A Frictionless Data Ecosystem
There's too much friction working with data - friction getting data, friction processing data, friction sharing data.
This friction stops people doing stuff: stops them creating, sharing, collaborating, and using data - especially amongst more distributed communities.
It kills the cycles of find, improve, share that would make for a dynamic, productive and attractive (open) data ecosystem.
We need to make an ecosystem that, like open-source for software, is useful and attractive to those without any principled interest, the vast majority who simply want the best tool for the job, the easiest route to their goal.
We think that by getting a few key pieces in place we can reduce friction enough to revolutionize how the (open) data ecosystem operates with massively improved data quality, utilization and sharing.
Diagram illustrating the key decoupling concept – you can read more in the original Frictionless Data post.
We think this because there's a multiplier here that means relatively small changes can have big effects. This multiplier is Network effects: the utility of a particular standard, pattern or even tool depends on how many other people are using it. This means that creating a critical mass of use around the tooling and standards will have a huge effect. This isn't easy. But after working on these issues for nearly a decade we think the time is right.
Today, when you decide to cook, the ingredients are readily available at local supermarkets or even already in your kitchen. You don't need to travel to a farm, collect eggs, mill the corn, cure the bacon etc - as you once would have done! Instead, thanks to standard systems of measurement, packaging, shipping (e.g. containerization) and payment ingredients can get from the farm direct to my local shop or even my door.

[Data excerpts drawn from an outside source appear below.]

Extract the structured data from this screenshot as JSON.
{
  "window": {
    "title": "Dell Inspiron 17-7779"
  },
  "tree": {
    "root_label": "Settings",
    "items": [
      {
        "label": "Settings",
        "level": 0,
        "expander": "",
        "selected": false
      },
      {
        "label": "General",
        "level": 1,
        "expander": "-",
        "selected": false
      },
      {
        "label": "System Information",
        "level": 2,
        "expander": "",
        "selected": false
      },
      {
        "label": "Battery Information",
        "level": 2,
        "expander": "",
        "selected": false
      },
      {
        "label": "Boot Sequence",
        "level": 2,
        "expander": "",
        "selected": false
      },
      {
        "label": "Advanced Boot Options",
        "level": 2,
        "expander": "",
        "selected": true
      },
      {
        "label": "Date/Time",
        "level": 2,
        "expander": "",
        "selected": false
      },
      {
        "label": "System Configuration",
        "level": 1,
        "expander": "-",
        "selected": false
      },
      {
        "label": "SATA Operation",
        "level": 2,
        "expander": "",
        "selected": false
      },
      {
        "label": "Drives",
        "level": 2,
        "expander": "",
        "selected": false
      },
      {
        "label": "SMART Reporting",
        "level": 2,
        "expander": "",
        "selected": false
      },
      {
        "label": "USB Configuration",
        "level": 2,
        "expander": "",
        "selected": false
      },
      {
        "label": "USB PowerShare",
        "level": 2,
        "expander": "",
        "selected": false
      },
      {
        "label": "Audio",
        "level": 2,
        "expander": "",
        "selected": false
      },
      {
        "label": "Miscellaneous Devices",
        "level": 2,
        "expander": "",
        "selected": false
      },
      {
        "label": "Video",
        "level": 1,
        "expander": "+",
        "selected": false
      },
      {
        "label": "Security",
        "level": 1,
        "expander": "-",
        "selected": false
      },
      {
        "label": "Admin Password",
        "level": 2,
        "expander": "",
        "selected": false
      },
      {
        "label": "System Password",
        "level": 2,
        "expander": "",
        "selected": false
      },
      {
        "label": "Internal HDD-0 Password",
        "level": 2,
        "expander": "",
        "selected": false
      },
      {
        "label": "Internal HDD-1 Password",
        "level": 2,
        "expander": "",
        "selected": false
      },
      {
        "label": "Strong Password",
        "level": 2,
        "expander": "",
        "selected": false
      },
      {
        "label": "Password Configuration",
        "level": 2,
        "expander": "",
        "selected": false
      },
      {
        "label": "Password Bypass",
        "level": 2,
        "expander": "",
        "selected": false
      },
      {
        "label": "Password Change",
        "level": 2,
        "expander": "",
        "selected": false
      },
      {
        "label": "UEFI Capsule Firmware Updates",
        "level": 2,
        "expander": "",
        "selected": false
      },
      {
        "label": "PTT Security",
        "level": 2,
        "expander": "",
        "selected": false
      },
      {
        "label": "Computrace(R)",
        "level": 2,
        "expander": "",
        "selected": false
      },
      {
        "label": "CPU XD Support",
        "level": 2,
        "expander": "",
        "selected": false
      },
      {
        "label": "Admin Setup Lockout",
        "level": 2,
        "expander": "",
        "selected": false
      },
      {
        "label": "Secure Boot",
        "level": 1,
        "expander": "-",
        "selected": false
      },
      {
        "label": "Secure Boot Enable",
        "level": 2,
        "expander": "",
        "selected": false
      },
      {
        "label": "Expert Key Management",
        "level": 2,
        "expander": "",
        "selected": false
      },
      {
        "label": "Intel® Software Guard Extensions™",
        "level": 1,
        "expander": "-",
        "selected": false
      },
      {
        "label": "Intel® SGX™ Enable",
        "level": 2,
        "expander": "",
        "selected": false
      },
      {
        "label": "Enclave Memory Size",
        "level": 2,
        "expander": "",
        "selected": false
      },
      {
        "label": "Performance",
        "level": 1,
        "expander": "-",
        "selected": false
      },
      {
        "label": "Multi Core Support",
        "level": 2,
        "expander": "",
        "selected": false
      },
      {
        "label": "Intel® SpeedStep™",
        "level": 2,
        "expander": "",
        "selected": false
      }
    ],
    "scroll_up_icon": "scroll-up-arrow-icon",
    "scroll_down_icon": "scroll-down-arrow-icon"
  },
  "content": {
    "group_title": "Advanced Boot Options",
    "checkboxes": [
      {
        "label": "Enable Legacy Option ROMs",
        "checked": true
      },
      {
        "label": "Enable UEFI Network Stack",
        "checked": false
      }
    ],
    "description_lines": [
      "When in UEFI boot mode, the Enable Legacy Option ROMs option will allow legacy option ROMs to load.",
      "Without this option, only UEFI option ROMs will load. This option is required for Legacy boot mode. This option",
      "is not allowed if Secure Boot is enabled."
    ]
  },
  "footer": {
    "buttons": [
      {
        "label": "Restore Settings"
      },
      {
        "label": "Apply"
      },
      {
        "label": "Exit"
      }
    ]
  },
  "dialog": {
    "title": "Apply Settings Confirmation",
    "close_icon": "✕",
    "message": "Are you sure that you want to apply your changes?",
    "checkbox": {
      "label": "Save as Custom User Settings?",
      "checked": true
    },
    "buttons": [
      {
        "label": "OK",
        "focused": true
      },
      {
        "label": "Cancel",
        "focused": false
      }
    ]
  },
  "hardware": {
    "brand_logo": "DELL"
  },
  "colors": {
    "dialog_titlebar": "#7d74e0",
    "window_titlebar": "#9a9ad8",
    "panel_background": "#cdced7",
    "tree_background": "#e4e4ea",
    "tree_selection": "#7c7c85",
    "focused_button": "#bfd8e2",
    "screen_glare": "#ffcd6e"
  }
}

But with data we're still largely stuck at this early stage: every time you want to do an analysis or build an app you have to set off around the internet to dig up data, extract it, clean it and prepare it before you can even get it into your tool and begin your work proper.
What do we need to do for the working with data to be like cooking today - where you get to spend your time making the cake (creating insights) not preparing and collecting the ingredients (digging up and cleaning data)?
The answer: radical improvements in the logistics of data associated with specialisation and standardisation. In analogy with food we need standard systems of "measurement", packaging, and transport so that its easy to get data from its original source into the application where I can start working with it.
What We Want To Do
We start with an advantage: unlike for physical goods transporting digital information from one computer to another is very cheap!
This means the focus can be on standardizing and simplifying the process of getting data from one application to another (or one form to another).
The following gives an overview of the main areas of work. There is more detail in the Roadmap.
High-level overview of the components. See the Roadmap for more detail.
Data Package "Standards"
Lightweight, RFC-style proposals and patterns covering topics such as:
- The basic pattern for preparing and sharing data
- Mininum viable "data package" standards
- Extensible to tabular and geo data
Tooling & Integration
Building out tooling and integrations to make it easy to publish and use data (packages).
- A Registry - you need a place to publish and pull from
- Integration to existing apps, tools and platform (R, Excel, Google Docs, CKAN etc) - its got to be incredibly easy to share and use "packaged" data
- Support for syncing and patching data to support real-time updating and efficient sharing (data is big relative to code!)
Documentation, Outreach and Community
Engaging and evangelizing around the concepts, standards and tooling including:
- Website with overview, introduction, tool listing
- Tutorials, code examples etc
- Talks and meetups
- Outreach and evangelism to build adoption
We should emphasize how important role that will be. As mentioned above, network effects matter and so its not just about building the better mouse-trap but building use of that mouse-trap.
Our work is based on a few key principles:
- Simple and Lightweight - we aim to be as parsimonious as we can and no more. We want rough consensus and running code
- Distributed - we design for a distributed ecosystem (no centralized, single point of failure or dependence)
- Web oriented - build using formats that are a natural part of the web ecosystem
- Focus - we concentrate on one specific part of the data chain - e.g. we are not making a better analytics engine or visualization tool
- Open - anyone should be able to freely and openly use what we build
Doesn't this already exist?
You might be thinking: people have been working on data for a while - doesn't something like this already exist? The basic answer is yes and no. People, including many of us here at the Open Knowledge Foundation, have been working on this for quite some time, and there are already some parts of the solution out there.
Many of the ideas we're putting forward directly borrow or build on existing work whether in software (around packaging) or in terms of data structures (the semantic web, Google's DSPL etc). What we are doing is bringing these ideas together into one, small, coherent package.
Our approach has these distinguishing features:
- Ultra-simplicity - we want to keep things as simple as they possibly can be. This includes formats (JSON and CSV), a focus on end-user tool integration etc
- Web orientation - we want an approach that fits naturally with the web (e.g. use of JSON, formats that stream over HTTP)
- Focus on reuse and integration with existing tools
- Distributed and not tied to a given tool or project - this is not about creating a central data marketplace or similar setup. It's about creating a basic framework that would enable anyone to publish and use datasets more easily and without going through a central broker.
Many of these are shared with (and build on) activity in other areas but as a whole we believe this provides a different, and especially powerful, approach.